Fu così per Francesco Arte, salito a Napoli: a Picerno la moglie attendeva lui e la nascita dell’ultima figlia. Fu così per i coniugi Natale Monti e Raffaella Barone, diretti alla caserma di Taranto perché non avevano avuto più notizie del figlio militare. Fu così per Rosario Amato, arruolato in marina, che da Torre del Greco tornava alla base tarantina. Fu così per Giuseppe e Antonietta Uccheddu, fratelli: la madre li attendeva a Muro Lucano. Fu così per il professor Vincenzo Jura, medico, docente universitario a Bari, dove si stava recando per una sessione di esami. Fu così per più di 600 persone.
Ma in questa Spoon River meridionale non giocò soltanto il gas velenoso. Anche l’imperizia dei soccorsi. Che arrivarono tardissimo, praticamente a mattina già fatta. E a tragedia si sommò tragedia, perché nel portare fuori il treno dalla galleria non si fece attenzione ai corpi ammassati intorno e chi non morì di gas morì, per quanto debilitato, sotto le rotaie. Il disastro non voleva smettere. Quella massa enorme di cadaveri e di corpi fu ammassata sul marciapiede della stazione di Balvano e sui pianali dei camion. Drammatica fu la testimonianza di Oreste Pacella, medico condotto di Balvano, resa a Famiglia Cristiana nel 1979: «Avevo cento fiale di adrenalina. Saltavo da una vettura all’altra, cercavo un cenno di vita nei riflessi oculari, poi facevo l’iniezione al cuore. Poi arrivarono le autorità da Potenza con una dottoressa americana.
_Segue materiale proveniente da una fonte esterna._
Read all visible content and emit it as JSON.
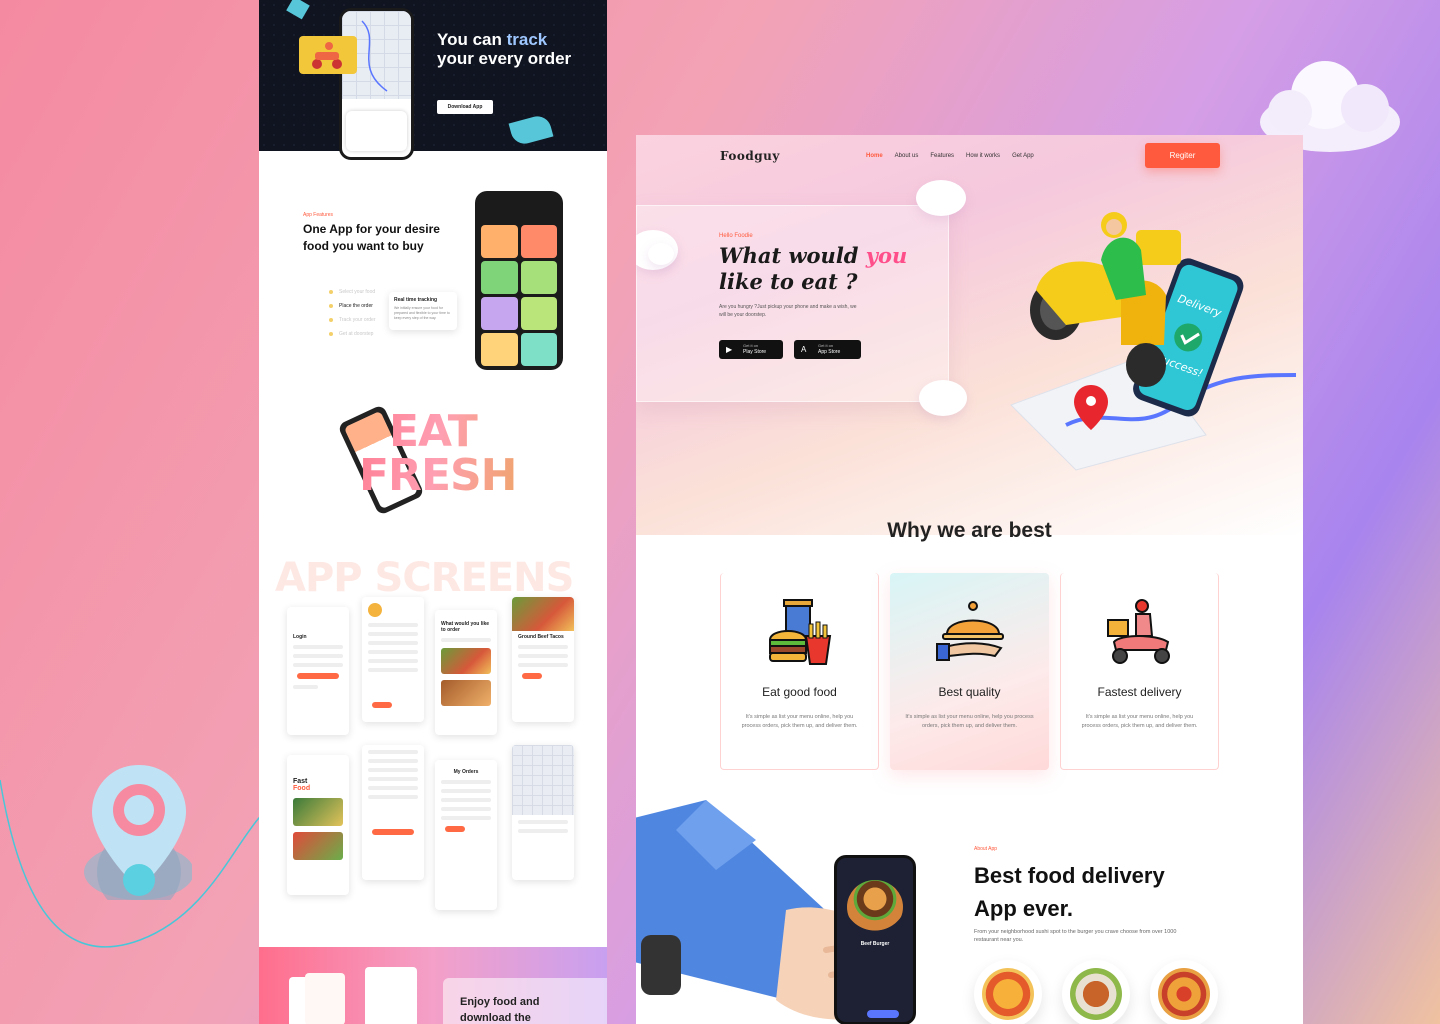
{
  "left_mockup": {
    "hero": {
      "title_part1": "You can ",
      "title_highlight": "track",
      "title_part2": "your every order",
      "button": "Download App"
    },
    "features": {
      "tag": "App Features",
      "title": "One App for your desire food you want to buy",
      "steps": [
        "Select your food",
        "Place the order",
        "Track your order",
        "Get at doorstep"
      ],
      "active_step_index": 1,
      "tracking_title": "Real time tracking",
      "tracking_desc": "We initially ensure your food for prepared and flexible to your time to keep every step of the way."
    },
    "eat_fresh": {
      "line1": "EAT",
      "line2": "FRESH"
    },
    "app_screens_title": "APP SCREENS",
    "screens": {
      "login": "Login",
      "what_would_you_like": "What would you like to order",
      "ground_beef": "Ground Beef Tacos",
      "fast_food_1": "Fast",
      "fast_food_2": "Food",
      "my_orders": "My Orders"
    },
    "bottom": {
      "text": "Enjoy food and download the"
    }
  },
  "right_mockup": {
    "header": {
      "logo": "Foodguy",
      "nav": [
        "Home",
        "About us",
        "Features",
        "How it works",
        "Get App"
      ],
      "active_nav_index": 0,
      "register": "Regiter"
    },
    "hero": {
      "hello": "Hello Foodie",
      "title_part1": "What would ",
      "title_highlight": "you",
      "title_part2": "like to eat ?",
      "description": "Are you hungry ?Just pickup your phone and make a wish, we will be your doorstep.",
      "play_store_small": "Get it on",
      "play_store": "Play Store",
      "app_store_small": "Get it on",
      "app_store": "App Store"
    },
    "phone_screen": {
      "line1": "Delivery",
      "line2": "Success!"
    },
    "why_title": "Why we are best",
    "features": [
      {
        "icon": "fast-food-icon",
        "title": "Eat good food",
        "desc": "It's simple as list your menu online, help you process orders, pick them up, and deliver them."
      },
      {
        "icon": "cloche-icon",
        "title": "Best quality",
        "desc": "It's simple as list your menu online, help you process orders, pick them up, and deliver them."
      },
      {
        "icon": "delivery-scooter-icon",
        "title": "Fastest delivery",
        "desc": "It's simple as list your menu online, help you process orders, pick them up, and deliver them."
      }
    ],
    "highlighted_feature_index": 1,
    "about": {
      "tag": "About App",
      "title": "Best food delivery App ever.",
      "desc": "From your neighborhood sushi spot to the burger you crave choose from over 1000 restaurant near you.",
      "phone_item": "Beef Burger"
    }
  },
  "colors": {
    "accent": "#ff5a3d",
    "pink": "#ff4f8a",
    "dark": "#0f1420",
    "teal": "#56c6d8"
  }
}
Allontanarono tutti, anche me. Ne avevo salvati 51, mi restavano 49 fiale, avrei potuto salvarne altri. Protestai. Mi cacciarono. E questo è il tormento che mi accompagna da quel giorno».
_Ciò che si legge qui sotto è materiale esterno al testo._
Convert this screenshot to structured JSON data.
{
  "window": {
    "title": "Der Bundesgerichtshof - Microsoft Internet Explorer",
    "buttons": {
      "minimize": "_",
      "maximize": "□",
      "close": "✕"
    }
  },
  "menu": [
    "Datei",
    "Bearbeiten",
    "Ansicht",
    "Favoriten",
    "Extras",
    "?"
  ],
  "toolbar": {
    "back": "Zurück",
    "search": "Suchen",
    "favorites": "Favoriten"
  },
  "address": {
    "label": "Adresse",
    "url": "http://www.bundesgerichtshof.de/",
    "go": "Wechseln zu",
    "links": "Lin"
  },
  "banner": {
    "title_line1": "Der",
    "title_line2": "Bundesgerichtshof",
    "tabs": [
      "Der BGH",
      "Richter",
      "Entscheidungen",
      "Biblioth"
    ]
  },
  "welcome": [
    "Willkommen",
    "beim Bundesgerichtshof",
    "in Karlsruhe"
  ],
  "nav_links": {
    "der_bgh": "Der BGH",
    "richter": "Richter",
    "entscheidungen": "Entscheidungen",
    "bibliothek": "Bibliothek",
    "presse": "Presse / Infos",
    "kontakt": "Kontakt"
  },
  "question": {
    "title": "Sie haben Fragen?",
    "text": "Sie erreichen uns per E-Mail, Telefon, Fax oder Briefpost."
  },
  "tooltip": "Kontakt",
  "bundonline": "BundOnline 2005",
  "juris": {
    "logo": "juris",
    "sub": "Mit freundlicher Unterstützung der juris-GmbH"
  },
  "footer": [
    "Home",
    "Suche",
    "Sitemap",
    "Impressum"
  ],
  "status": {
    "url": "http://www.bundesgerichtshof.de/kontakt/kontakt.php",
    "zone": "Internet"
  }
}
I militi inglesi avrebbero voluto bruciarli, quei cadaveri. Per fortuna non ebbe luogo lo scempio. Ma quelli erano i morti della miseria, da far sparire, da dimenticare in fretta. Morti scomodi: il Governo Badoglio non manifestò neppure il cordoglio per le vittime del disastro. Si procedette alla loro sepoltura in quattro fosse comuni, ricavate in un terreno accanto al cimitero di Balvano donato quel giorno stesso dal signor Francesco Di Carlo. E a un altro galantuomo, Salvatore Avventurato, si deve una cappella, unico segno che commemori tutte quelle morti. Perché non esistono targhe o monumenti per quella strage. Vale la pena ricordarli, soprattutto oggi, che si piange a Viareggio.